ロシアのプーチン大統領は3月17日、ウクライナから独立宣言した「クリミア共和国」を独立国として承認する大統領令に署名した。欧米諸国はロシアに対する制裁を強化しているが、さらに反発を強めるのは必至だ。時事ドットコムなどが伝えた。
プーチン大統領は18日午後(日本時間同日夜)、クレムリンで上下両院議員を前に演説する予定。クリミアの独立承認に加え、17日に要請されたロシア編入に関して態度を表明する見通し。
ロシアにとってクリミアは「独立国」となり、ウクライナ新政権を交えずに編入協議が行える。ただ併合には関連法案が必要で、ロシア下院で21日に審議が始まる予定だ。
(時事ドットコム「時事ドットコム:クリミアを「国家」承認=欧米と対決姿勢-ロシア大統領」より 2014/03/18 05:39)
クリミアは16日に行われた住民投票の結果、ロシアへの編入が圧倒的多数で承認され、自治共和国の議会がウクライナから独立し、ロシアに編入を求める決議を採択していた。
住民投票の正当性を主張してきたロシアは、早期に独立支持を表明し、クリミアの実効支配を盤石にする狙いがあるとみられる。
■欧米は対ロシア追加制裁決定
一連の動きを受けて、アメリカとヨーロッパ連合(EU)は3月17日、渡航禁止や資産凍結などロシアに対する追加制裁の発動を決めた。
オバマ米大統領は17日、制裁について、「ロシアが支払う代償を積み増すものだ」とする声明を発表。ウクライナの主権侵害はロシアを国際社会で孤立させるものだと批判した。さらに、ロシアがウクライナへの介入を続けるなら、「追加的な制裁措置を取る用意がある」と述べ、軍の撤収や国際監視団の受け入れなどに応じるよう訴えた。
米国の制裁対象は計11人。プーチン大統領の最側近であるスルコフ大統領補佐官らロシア政府要人7人のほか、クリミア自治共和国のアクショノフ首相らが含まれており、米国内の資産凍結や米国への渡航禁止措置を取るとしている。

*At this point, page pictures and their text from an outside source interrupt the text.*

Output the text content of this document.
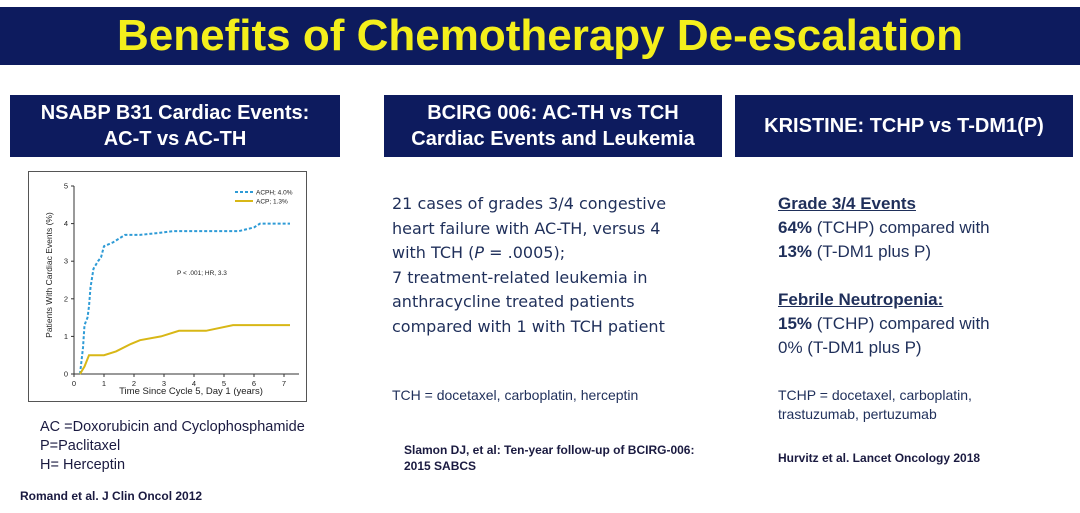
Benefits of Chemotherapy De-escalation
NSABP B31 Cardiac Events:
AC-T vs AC-TH
0
1
2
3
4
5
0	1	2	3	4	5	6	7
ACPH; 4.0%
ACP; 1.3%
P < .001; HR, 3.3
Time Since Cycle 5, Day 1 (years)
Patients With Cardiac Events (%)
AC =Doxorubicin and Cyclophosphamide
P=Paclitaxel
H= Herceptin
Romand et al. J Clin Oncol 2012
BCIRG 006: AC-TH vs TCH
Cardiac Events and Leukemia
21 cases of grades 3/4 congestive
heart failure with AC-TH, versus 4
with TCH (P = .0005);
7 treatment-related leukemia in
anthracycline treated patients
compared with 1 with TCH patient
TCH = docetaxel, carboplatin, herceptin
Slamon DJ, et al: Ten-year follow-up of BCIRG-006:
2015 SABCS
KRISTINE: TCHP vs T-DM1(P)
Grade 3/4 Events
64% (TCHP) compared with
13% (T-DM1 plus P)
Febrile Neutropenia:
15% (TCHP) compared with
0% (T-DM1 plus P)
TCHP = docetaxel, carboplatin,
trastuzumab, pertuzumab
Hurvitz et al. Lancet Oncology 2018
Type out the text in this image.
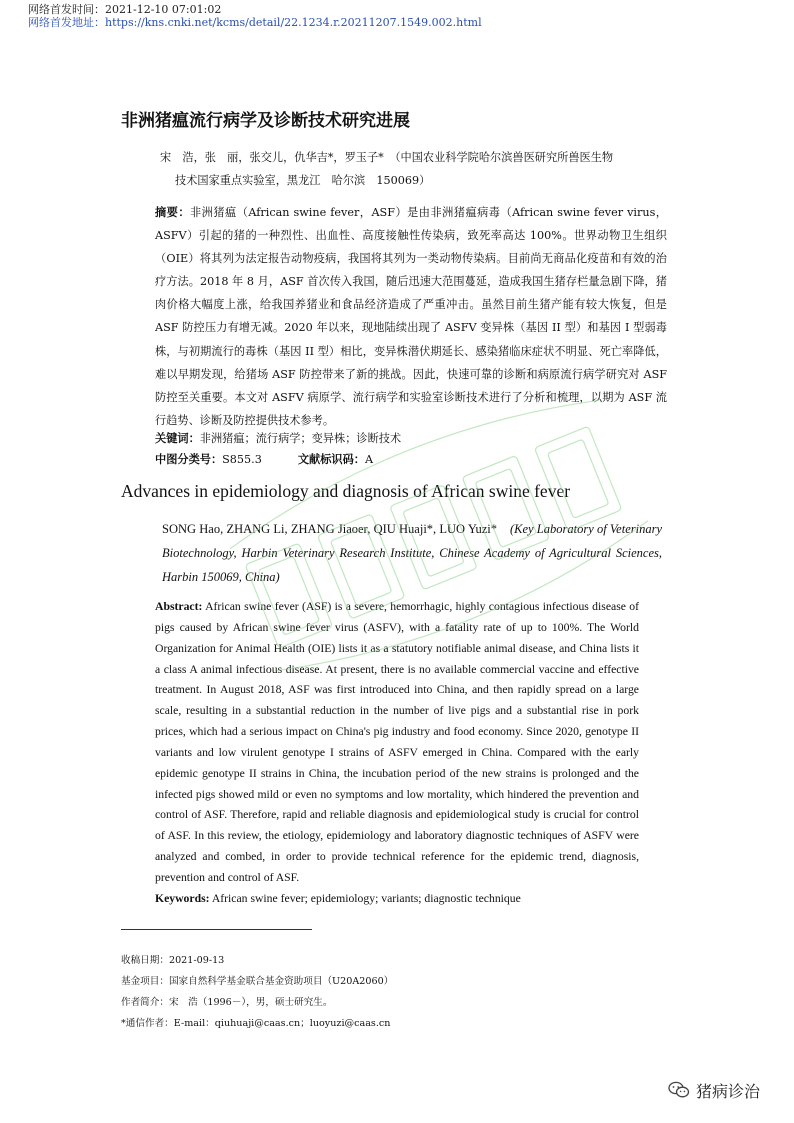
网络首发时间：2021-12-10 07:01:02
网络首发地址：https://kns.cnki.net/kcms/detail/22.1234.r.20211207.1549.002.html
非洲猪瘟流行病学及诊断技术研究进展
宋　浩，张　丽，张交儿，仇华吉*，罗玉子*　（中国农业科学院哈尔滨兽医研究所兽医生物
技术国家重点实验室，黑龙江　哈尔滨　150069）
摘要：非洲猪瘟（African swine fever，ASF）是由非洲猪瘟病毒（African swine fever virus，ASFV）引起的猪的一种烈性、出血性、高度接触性传染病，致死率高达 100%。世界动物卫生组织（OIE）将其列为法定报告动物疫病，我国将其列为一类动物传染病。目前尚无商品化疫苗和有效的治疗方法。2018 年 8 月，ASF 首次传入我国，随后迅速大范围蔓延，造成我国生猪存栏量急剧下降，猪肉价格大幅度上涨，给我国养猪业和食品经济造成了严重冲击。虽然目前生猪产能有较大恢复，但是 ASF 防控压力有增无减。2020 年以来，现地陆续出现了 ASFV 变异株（基因 II 型）和基因 I 型弱毒株，与初期流行的毒株（基因 II 型）相比，变异株潜伏期延长、感染猪临床症状不明显、死亡率降低，难以早期发现，给猪场 ASF 防控带来了新的挑战。因此，快速可靠的诊断和病原流行病学研究对 ASF 防控至关重要。本文对 ASFV 病原学、流行病学和实验室诊断技术进行了分析和梳理，以期为 ASF 流行趋势、诊断及防控提供技术参考。
关键词：非洲猪瘟；流行病学；变异株；诊断技术
中图分类号：S855.3	文献标识码：A
Advances in epidemiology and diagnosis of African swine fever
SONG Hao, ZHANG Li, ZHANG Jiaoer, QIU Huaji*, LUO Yuzi* (Key Laboratory of Veterinary Biotechnology, Harbin Veterinary Research Institute, Chinese Academy of Agricultural Sciences, Harbin 150069, China)
Abstract: African swine fever (ASF) is a severe, hemorrhagic, highly contagious infectious disease of pigs caused by African swine fever virus (ASFV), with a fatality rate of up to 100%. The World Organization for Animal Health (OIE) lists it as a statutory notifiable animal disease, and China lists it a class A animal infectious disease. At present, there is no available commercial vaccine and effective treatment. In August 2018, ASF was first introduced into China, and then rapidly spread on a large scale, resulting in a substantial reduction in the number of live pigs and a substantial rise in pork prices, which had a serious impact on China's pig industry and food economy. Since 2020, genotype II variants and low virulent genotype I strains of ASFV emerged in China. Compared with the early epidemic genotype II strains in China, the incubation period of the new strains is prolonged and the infected pigs showed mild or even no symptoms and low mortality, which hindered the prevention and control of ASF. Therefore, rapid and reliable diagnosis and epidemiological study is crucial for control of ASF. In this review, the etiology, epidemiology and laboratory diagnostic techniques of ASFV were analyzed and combed, in order to provide technical reference for the epidemic trend, diagnosis, prevention and control of ASF.
Keywords: African swine fever; epidemiology; variants; diagnostic technique
收稿日期：2021-09-13
基金项目：国家自然科学基金联合基金资助项目（U20A2060）
作者简介：宋　浩（1996－），男，硕士研究生。
*通信作者：E-mail：qiuhuaji@caas.cn；luoyuzi@caas.cn
猪病诊治
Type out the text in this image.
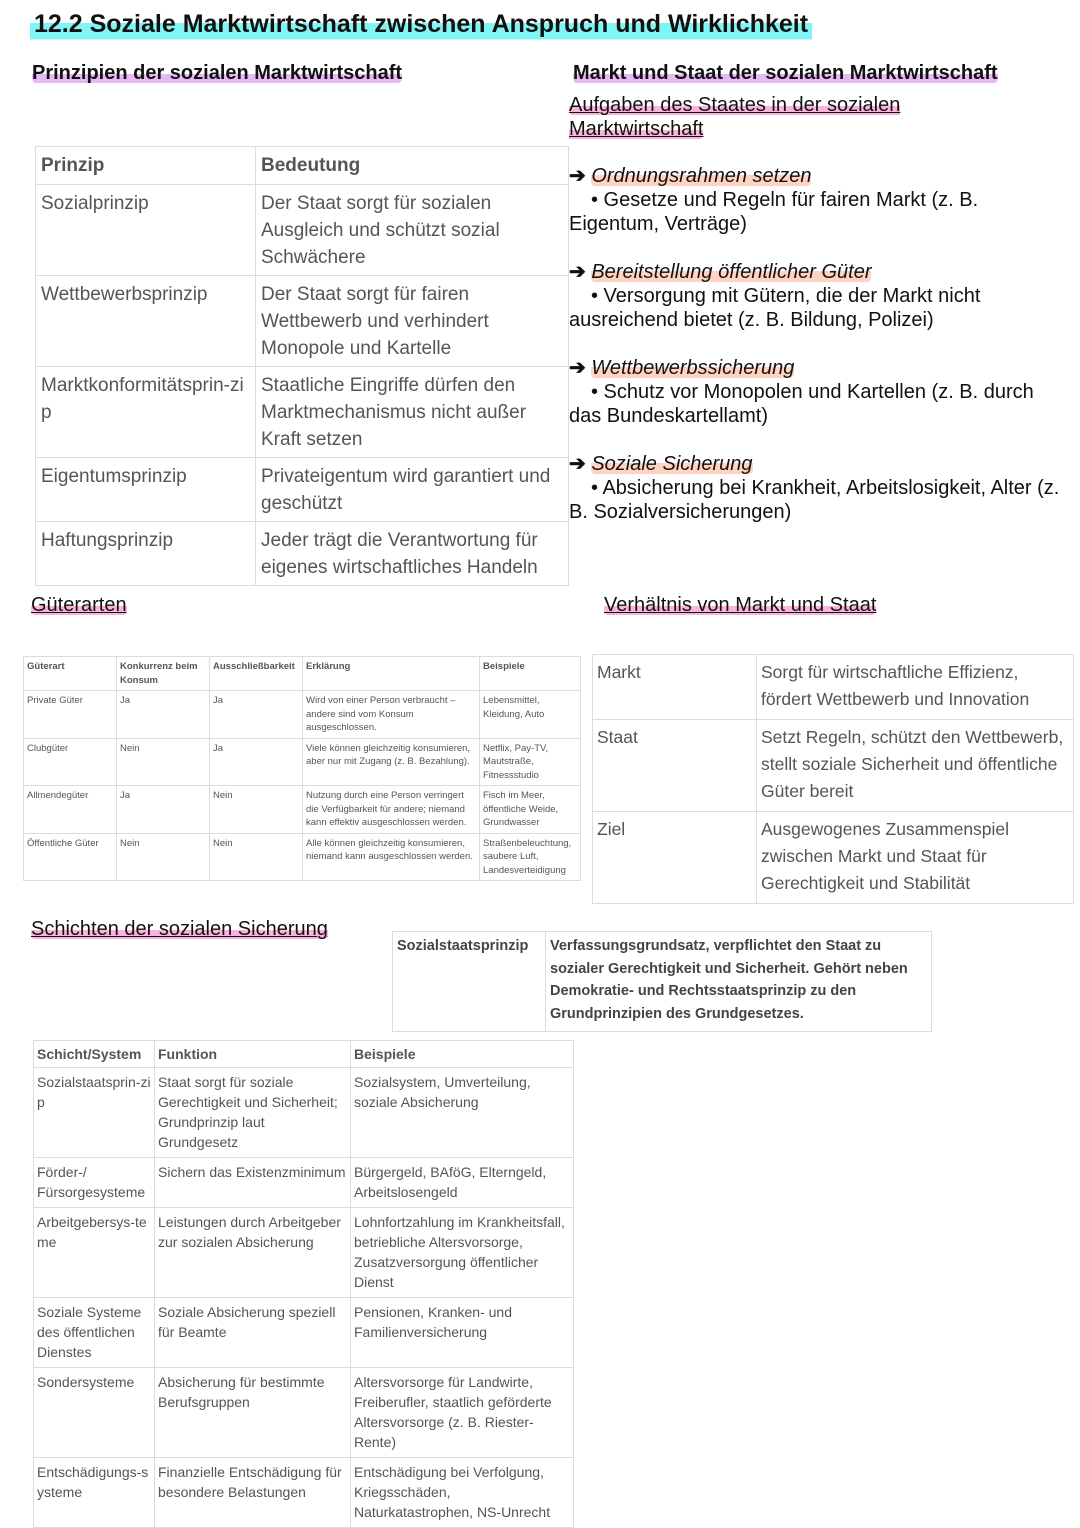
12.2 Soziale Marktwirtschaft zwischen Anspruch und Wirklichkeit
Prinzipien der sozialen Marktwirtschaft	Markt und Staat der sozialen Marktwirtschaft
Aufgaben des Staates in der sozialen Marktwirtschaft
Prinzip	Bedeutung
Sozialprinzip	Der Staat sorgt für sozialen Ausgleich und schützt sozial Schwächere
Wettbewerbsprinzip	Der Staat sorgt für fairen Wettbewerb und verhindert Monopole und Kartelle
Marktkonformitätsprin-zip	Staatliche Eingriffe dürfen den Marktmechanismus nicht außer Kraft setzen
Eigentumsprinzip	Privateigentum wird garantiert und geschützt
Haftungsprinzip	Jeder trägt die Verantwortung für eigenes wirtschaftliches Handeln
➔ Ordnungsrahmen setzen
• Gesetze und Regeln für fairen Markt (z. B. Eigentum, Verträge)
➔ Bereitstellung öffentlicher Güter
• Versorgung mit Gütern, die der Markt nicht ausreichend bietet (z. B. Bildung, Polizei)
➔ Wettbewerbssicherung
• Schutz vor Monopolen und Kartellen (z. B. durch das Bundeskartellamt)
➔ Soziale Sicherung
• Absicherung bei Krankheit, Arbeitslosigkeit, Alter (z. B. Sozialversicherungen)
Güterarten	Verhältnis von Markt und Staat
Güterart	Konkurrenz beim Konsum	Ausschließbarkeit	Erklärung	Beispiele
Private Güter	Ja	Ja	Wird von einer Person verbraucht – andere sind vom Konsum ausgeschlossen.	Lebensmittel, Kleidung, Auto
Clubgüter	Nein	Ja	Viele können gleichzeitig konsumieren, aber nur mit Zugang (z. B. Bezahlung).	Netflix, Pay-TV, Mautstraße, Fitnessstudio
Allmendegüter	Ja	Nein	Nutzung durch eine Person verringert die Verfügbarkeit für andere; niemand kann effektiv ausgeschlossen werden.	Fisch im Meer, öffentliche Weide, Grundwasser
Öffentliche Güter	Nein	Nein	Alle können gleichzeitig konsumieren, niemand kann ausgeschlossen werden.	Straßenbeleuchtung, saubere Luft, Landesverteidigung
Markt	Sorgt für wirtschaftliche Effizienz, fördert Wettbewerb und Innovation
Staat	Setzt Regeln, schützt den Wettbewerb, stellt soziale Sicherheit und öffentliche Güter bereit
Ziel	Ausgewogenes Zusammenspiel zwischen Markt und Staat für Gerechtigkeit und Stabilität
Schichten der sozialen Sicherung
Sozialstaatsprinzip	Verfassungsgrundsatz, verpflichtet den Staat zu sozialer Gerechtigkeit und Sicherheit. Gehört neben Demokratie- und Rechtsstaatsprinzip zu den Grundprinzipien des Grundgesetzes.
Schicht/System	Funktion	Beispiele
Sozialstaatsprin-zip	Staat sorgt für soziale Gerechtigkeit und Sicherheit; Grundprinzip laut Grundgesetz	Sozialsystem, Umverteilung, soziale Absicherung
Förder-/ Fürsorgesysteme	Sichern das Existenzminimum	Bürgergeld, BAföG, Elterngeld, Arbeitslosengeld
Arbeitgebersys-teme	Leistungen durch Arbeitgeber zur sozialen Absicherung	Lohnfortzahlung im Krankheitsfall, betriebliche Altersvorsorge, Zusatzversorgung öffentlicher Dienst
Soziale Systeme des öffentlichen Dienstes	Soziale Absicherung speziell für Beamte	Pensionen, Kranken- und Familienversicherung
Sondersysteme	Absicherung für bestimmte Berufsgruppen	Altersvorsorge für Landwirte, Freiberufler, staatlich geförderte Altersvorsorge (z. B. Riester-Rente)
Entschädigungs-systeme	Finanzielle Entschädigung für besondere Belastungen	Entschädigung bei Verfolgung, Kriegsschäden, Naturkatastrophen, NS-Unrecht
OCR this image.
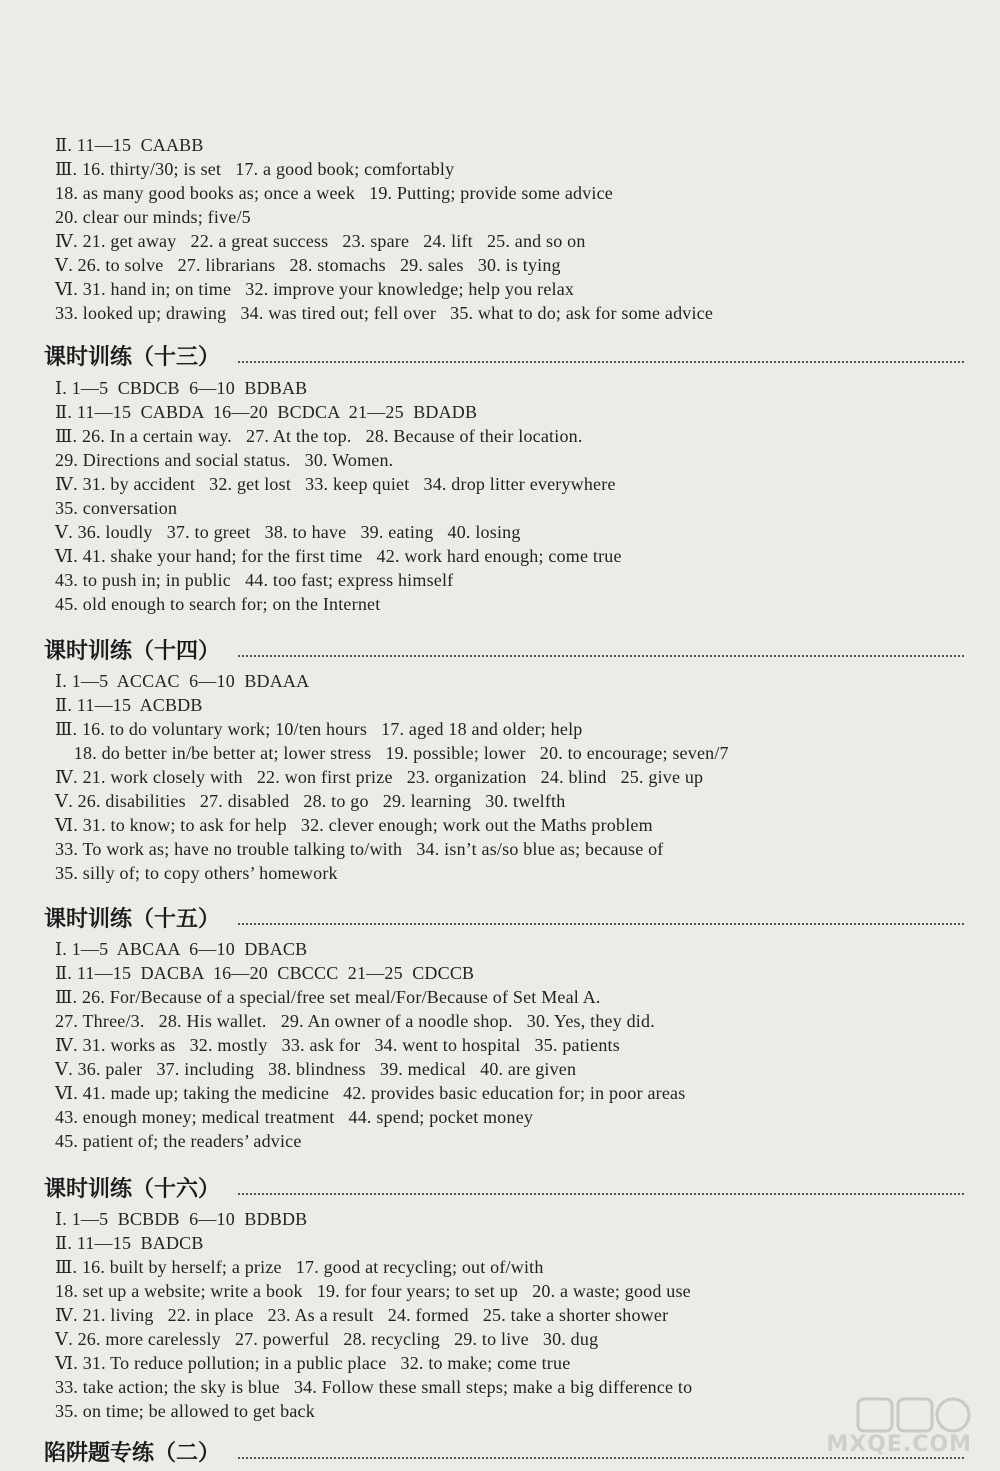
Ⅱ. 11—15  CAABB
Ⅲ. 16. thirty/30; is set   17. a good book; comfortably
18. as many good books as; once a week   19. Putting; provide some advice
20. clear our minds; five/5
Ⅳ. 21. get away   22. a great success   23. spare   24. lift   25. and so on
Ⅴ. 26. to solve   27. librarians   28. stomachs   29. sales   30. is tying
Ⅵ. 31. hand in; on time   32. improve your knowledge; help you relax
33. looked up; drawing   34. was tired out; fell over   35. what to do; ask for some advice
课时训练（十三）
Ⅰ. 1—5  CBDCB  6—10  BDBAB
Ⅱ. 11—15  CABDA  16—20  BCDCA  21—25  BDADB
Ⅲ. 26. In a certain way.   27. At the top.   28. Because of their location.
29. Directions and social status.   30. Women.
Ⅳ. 31. by accident   32. get lost   33. keep quiet   34. drop litter everywhere
35. conversation
Ⅴ. 36. loudly   37. to greet   38. to have   39. eating   40. losing
Ⅵ. 41. shake your hand; for the first time   42. work hard enough; come true
43. to push in; in public   44. too fast; express himself
45. old enough to search for; on the Internet
课时训练（十四）
Ⅰ. 1—5  ACCAC  6—10  BDAAA
Ⅱ. 11—15  ACBDB
Ⅲ. 16. to do voluntary work; 10/ten hours   17. aged 18 and older; help
18. do better in/be better at; lower stress   19. possible; lower   20. to encourage; seven/7
Ⅳ. 21. work closely with   22. won first prize   23. organization   24. blind   25. give up
Ⅴ. 26. disabilities   27. disabled   28. to go   29. learning   30. twelfth
Ⅵ. 31. to know; to ask for help   32. clever enough; work out the Maths problem
33. To work as; have no trouble talking to/with   34. isn’t as/so blue as; because of
35. silly of; to copy others’ homework
课时训练（十五）
Ⅰ. 1—5  ABCAA  6—10  DBACB
Ⅱ. 11—15  DACBA  16—20  CBCCC  21—25  CDCCB
Ⅲ. 26. For/Because of a special/free set meal/For/Because of Set Meal A.
27. Three/3.   28. His wallet.   29. An owner of a noodle shop.   30. Yes, they did.
Ⅳ. 31. works as   32. mostly   33. ask for   34. went to hospital   35. patients
Ⅴ. 36. paler   37. including   38. blindness   39. medical   40. are given
Ⅵ. 41. made up; taking the medicine   42. provides basic education for; in poor areas
43. enough money; medical treatment   44. spend; pocket money
45. patient of; the readers’ advice
课时训练（十六）
Ⅰ. 1—5  BCBDB  6—10  BDBDB
Ⅱ. 11—15  BADCB
Ⅲ. 16. built by herself; a prize   17. good at recycling; out of/with
18. set up a website; write a book   19. for four years; to set up   20. a waste; good use
Ⅳ. 21. living   22. in place   23. As a result   24. formed   25. take a shorter shower
Ⅴ. 26. more carelessly   27. powerful   28. recycling   29. to live   30. dug
Ⅵ. 31. To reduce pollution; in a public place   32. to make; come true
33. take action; the sky is blue   34. Follow these small steps; make a big difference to
35. on time; be allowed to get back
陷阱题专练（二）	MXQE.COM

EUの制裁はロシアやクリミアの当局者ら21人のEU域内への渡航禁止や、在欧資産を凍結する内容。すでに査証(ビザ)なし渡航の交渉中断などの措置を取っており、今回が第2段階となる。
(MSN産経ニュース「欧米、対ロシア追加制裁決定 クリミア住民投票実施で」より 2014/03/18 01:24)
■日本もロシア制裁を検討、ビザ発給制限
朝日新聞デジタルによると、日本政府が17日、ロシアへの制裁措置として、政府関係者へのビザ発給停止を検討していることがわかった。この日、首相官邸で開かれた国家安全保障会議(NSC)で関係閣僚らが意見交換した。発動すればウクライナ情勢をめぐる初の対ロ制裁になる。
これまで日本政府はロシアとの関係を重視し、制裁への対応を明確にしていなかった。首相周辺は「多少の温度差はあるにせよ、欧米が動いているのに日本だけ何もしないわけにはいかない」と説明する。
(朝日新聞デジタル「日本、対ロ制裁を検討 ウクライナ情勢巡りビザ発給制限」より 2014/03/18 01:58)
菅義偉官房長官は17日の会見で、クリミア半島で実施された住民投票でロシア編入支持の意思が示されたことに対し、「ウクライナ憲法に違反している。住民投票は法的効力を有さず、我が国はその結果を承認しない」と述べた。